Some skimming devices store the stolen information locally and are physically picked up by criminals, but more and more devices transmit the data to their operators. And while some skimmers connect to a phone line, skimmers that send information wirelessly are becoming more common. Some will even send data to the scammer’s cell phone via Bluetooth.
Safeguards you can take
With all these tools at criminals’ disposal, it may seem impossible to protect yourself from a skimming operation. Fortunately, you can take a few simple steps to avoid becoming a victim. The first and most obvious one is to look carefully at an ATM before you use it. Only an expert can spot the most sophisticated skimmers, but such devices are the exception, not the rule.
Be suspicious if something seems to stick out too far or doesn’t match the rest of the machine’s design. Many skimmers are fairly shoddy pieces of hardware that are weakly tacked onto the card reader. Kevin Haley, director of Symantec’s security technology and response team, says to get physical if necessary. “I wouldn’t hesitate to pull on something if it looks like it doesn’t belong,” he said. Before inserting or swiping your card, give the reader a good tug, or jostle your card in the slot to see if anything is loosely attached.
Pinhole cameras can be almost impossible to detect, but they are fairly easy to thwart. The next time you enter your PIN, just use your free hand to block the view of your keypad entry.
Beware of stand-alone ATMs
Other warning signs may not involve the device itself. Beth Givens, the director of the Privacy Rights Clearinghouse, recommends looking out for anybody hanging around an ATM - some skimmers need to have a person posted nearby to collect captured information. And avoid using ATMs in isolated locations that don’t seem part of a store or financial institution. Scammers may set up false ATMs on occasion.
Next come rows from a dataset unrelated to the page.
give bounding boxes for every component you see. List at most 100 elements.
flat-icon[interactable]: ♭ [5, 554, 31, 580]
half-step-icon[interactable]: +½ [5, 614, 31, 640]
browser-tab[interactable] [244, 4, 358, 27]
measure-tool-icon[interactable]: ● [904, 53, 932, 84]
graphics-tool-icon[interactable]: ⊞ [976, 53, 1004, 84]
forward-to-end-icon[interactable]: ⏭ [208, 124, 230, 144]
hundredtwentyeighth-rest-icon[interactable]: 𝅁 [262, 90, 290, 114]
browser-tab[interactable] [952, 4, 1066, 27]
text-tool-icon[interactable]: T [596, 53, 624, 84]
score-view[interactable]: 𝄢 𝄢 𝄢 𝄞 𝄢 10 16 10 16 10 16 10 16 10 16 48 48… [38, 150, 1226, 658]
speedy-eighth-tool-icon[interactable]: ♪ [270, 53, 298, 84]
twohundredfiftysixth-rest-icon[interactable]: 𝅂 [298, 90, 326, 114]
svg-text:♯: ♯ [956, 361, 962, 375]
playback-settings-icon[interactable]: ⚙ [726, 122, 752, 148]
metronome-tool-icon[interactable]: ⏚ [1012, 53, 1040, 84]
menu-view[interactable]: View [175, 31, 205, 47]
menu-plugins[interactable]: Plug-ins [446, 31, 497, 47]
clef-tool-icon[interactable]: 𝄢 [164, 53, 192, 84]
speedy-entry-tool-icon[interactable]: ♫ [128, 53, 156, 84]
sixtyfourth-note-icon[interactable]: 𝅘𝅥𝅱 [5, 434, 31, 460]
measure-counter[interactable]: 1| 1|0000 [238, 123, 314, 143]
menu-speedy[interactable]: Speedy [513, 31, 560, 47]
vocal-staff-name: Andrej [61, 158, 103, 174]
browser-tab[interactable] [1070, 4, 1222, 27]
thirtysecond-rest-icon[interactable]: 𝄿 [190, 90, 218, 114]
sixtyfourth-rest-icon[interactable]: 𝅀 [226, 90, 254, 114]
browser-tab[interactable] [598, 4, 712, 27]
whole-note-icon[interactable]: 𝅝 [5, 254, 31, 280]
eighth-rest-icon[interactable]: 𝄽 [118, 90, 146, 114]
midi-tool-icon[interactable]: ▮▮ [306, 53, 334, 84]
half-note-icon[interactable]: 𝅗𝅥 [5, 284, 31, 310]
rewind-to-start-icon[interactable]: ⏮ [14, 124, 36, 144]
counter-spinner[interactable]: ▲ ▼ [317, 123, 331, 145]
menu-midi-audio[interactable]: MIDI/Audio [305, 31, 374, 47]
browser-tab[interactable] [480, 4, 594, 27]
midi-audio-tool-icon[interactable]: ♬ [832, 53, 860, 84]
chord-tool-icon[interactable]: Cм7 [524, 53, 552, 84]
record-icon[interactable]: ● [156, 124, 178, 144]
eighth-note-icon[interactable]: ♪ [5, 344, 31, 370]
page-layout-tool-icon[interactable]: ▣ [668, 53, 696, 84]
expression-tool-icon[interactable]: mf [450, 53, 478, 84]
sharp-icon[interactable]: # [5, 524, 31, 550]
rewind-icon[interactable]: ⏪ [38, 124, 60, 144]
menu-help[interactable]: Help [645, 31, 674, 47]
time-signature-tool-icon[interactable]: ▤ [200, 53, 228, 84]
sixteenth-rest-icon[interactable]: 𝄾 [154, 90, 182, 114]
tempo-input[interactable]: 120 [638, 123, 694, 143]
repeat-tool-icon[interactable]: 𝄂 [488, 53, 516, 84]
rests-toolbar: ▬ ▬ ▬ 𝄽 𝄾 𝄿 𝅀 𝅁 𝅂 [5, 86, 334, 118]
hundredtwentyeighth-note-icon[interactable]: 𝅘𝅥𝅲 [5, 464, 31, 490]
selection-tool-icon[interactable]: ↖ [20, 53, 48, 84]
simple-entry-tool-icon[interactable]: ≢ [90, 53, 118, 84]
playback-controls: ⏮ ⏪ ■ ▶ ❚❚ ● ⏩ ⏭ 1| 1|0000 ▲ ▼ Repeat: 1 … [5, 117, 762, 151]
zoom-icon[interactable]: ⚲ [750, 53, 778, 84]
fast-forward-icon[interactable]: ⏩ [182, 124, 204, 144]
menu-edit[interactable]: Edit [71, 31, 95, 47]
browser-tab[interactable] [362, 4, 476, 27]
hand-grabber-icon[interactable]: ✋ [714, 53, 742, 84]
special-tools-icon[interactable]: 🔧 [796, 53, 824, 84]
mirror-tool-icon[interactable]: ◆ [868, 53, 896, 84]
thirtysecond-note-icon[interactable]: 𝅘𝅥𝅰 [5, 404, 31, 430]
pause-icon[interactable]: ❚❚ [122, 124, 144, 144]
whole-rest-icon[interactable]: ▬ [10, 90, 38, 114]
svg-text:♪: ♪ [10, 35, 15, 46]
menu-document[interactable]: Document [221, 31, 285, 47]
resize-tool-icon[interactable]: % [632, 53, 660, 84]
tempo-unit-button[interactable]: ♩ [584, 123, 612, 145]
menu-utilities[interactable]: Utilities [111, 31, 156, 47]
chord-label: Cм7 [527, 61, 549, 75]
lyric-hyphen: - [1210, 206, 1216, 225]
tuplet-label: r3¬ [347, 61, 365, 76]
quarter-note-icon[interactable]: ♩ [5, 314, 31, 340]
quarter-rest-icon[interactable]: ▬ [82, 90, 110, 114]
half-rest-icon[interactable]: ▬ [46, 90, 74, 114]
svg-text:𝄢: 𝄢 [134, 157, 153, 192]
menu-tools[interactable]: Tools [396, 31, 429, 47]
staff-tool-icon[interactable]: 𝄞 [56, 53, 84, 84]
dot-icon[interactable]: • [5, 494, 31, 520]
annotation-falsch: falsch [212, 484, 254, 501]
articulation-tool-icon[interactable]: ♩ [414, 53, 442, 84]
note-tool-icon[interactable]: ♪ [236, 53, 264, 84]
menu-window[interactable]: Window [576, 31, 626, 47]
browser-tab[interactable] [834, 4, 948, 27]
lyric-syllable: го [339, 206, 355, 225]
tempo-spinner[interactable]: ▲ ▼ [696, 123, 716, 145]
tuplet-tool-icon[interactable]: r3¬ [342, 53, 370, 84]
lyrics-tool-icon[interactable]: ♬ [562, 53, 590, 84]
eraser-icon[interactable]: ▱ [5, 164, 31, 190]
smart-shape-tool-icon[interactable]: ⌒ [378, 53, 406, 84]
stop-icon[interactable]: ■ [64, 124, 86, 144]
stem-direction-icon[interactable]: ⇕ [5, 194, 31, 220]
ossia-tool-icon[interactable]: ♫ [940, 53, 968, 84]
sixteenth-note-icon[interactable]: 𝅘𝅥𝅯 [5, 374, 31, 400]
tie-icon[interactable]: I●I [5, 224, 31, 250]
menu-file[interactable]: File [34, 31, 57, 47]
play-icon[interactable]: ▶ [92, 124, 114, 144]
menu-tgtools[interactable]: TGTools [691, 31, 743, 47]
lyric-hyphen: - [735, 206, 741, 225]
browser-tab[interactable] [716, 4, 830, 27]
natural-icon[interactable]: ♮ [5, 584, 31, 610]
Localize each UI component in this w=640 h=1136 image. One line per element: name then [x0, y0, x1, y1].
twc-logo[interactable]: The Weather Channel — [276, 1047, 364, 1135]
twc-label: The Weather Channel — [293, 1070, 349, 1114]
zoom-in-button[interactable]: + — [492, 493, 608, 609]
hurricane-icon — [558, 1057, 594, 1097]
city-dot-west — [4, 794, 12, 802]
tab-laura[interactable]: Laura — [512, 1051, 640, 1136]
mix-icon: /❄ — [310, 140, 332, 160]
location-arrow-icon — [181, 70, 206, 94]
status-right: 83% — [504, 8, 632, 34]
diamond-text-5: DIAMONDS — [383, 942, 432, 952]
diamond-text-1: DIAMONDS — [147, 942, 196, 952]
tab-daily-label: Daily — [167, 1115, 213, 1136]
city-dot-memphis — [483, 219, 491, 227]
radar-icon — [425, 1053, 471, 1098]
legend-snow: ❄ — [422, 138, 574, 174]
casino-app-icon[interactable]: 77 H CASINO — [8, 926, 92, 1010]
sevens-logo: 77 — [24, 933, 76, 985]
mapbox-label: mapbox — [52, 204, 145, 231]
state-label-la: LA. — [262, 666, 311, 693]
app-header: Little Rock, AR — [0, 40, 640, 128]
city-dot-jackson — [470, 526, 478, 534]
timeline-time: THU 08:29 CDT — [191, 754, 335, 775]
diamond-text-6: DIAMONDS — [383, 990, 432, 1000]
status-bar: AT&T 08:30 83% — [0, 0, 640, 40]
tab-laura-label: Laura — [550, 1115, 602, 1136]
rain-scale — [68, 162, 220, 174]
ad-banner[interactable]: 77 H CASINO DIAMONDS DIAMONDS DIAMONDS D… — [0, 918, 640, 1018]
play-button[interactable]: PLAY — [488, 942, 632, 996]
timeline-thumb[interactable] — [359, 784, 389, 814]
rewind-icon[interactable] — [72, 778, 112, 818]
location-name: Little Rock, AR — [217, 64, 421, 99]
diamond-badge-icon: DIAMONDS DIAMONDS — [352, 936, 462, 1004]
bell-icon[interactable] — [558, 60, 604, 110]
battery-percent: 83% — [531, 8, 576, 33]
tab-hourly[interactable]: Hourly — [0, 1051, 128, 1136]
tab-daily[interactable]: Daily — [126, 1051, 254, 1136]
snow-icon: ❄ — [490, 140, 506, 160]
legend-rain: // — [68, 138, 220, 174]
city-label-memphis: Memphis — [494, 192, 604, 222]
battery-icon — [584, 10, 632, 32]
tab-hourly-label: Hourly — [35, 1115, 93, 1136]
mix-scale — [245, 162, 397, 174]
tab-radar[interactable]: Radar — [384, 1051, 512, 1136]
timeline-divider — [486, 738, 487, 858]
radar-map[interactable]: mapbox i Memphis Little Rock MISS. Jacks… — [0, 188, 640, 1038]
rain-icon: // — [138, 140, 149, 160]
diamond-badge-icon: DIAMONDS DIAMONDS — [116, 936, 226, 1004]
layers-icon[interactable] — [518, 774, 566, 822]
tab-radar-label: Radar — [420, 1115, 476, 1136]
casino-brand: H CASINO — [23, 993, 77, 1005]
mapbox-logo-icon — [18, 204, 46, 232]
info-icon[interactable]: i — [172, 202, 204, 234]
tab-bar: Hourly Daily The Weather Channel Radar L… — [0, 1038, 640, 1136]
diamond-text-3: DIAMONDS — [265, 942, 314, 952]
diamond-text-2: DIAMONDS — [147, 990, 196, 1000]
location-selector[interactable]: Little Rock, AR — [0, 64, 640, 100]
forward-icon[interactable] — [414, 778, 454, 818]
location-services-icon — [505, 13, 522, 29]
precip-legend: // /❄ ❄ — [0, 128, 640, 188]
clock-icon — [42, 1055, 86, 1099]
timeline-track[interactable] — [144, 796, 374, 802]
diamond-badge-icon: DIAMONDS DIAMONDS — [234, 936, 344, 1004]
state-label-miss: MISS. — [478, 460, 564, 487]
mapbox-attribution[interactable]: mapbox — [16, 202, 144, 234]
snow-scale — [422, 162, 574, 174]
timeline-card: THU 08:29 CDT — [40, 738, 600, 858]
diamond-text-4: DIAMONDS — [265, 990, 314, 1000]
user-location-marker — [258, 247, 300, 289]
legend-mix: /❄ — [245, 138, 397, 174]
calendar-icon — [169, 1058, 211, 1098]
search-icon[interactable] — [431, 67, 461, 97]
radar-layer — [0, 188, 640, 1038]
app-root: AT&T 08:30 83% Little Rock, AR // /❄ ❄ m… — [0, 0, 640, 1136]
And of course, pay close attention to your credit card bills and bank statements; fraudulent charges or unauthorised cash withdrawals are often the first indication that your account information has been stolen. If you see anything suspicious, contact your bank or financial institution as soon as possible. Keep a vigilant eye on your ATM and on your credit card bills, and even the most sophisticated credit card scam shouldn’t cause you too much grief.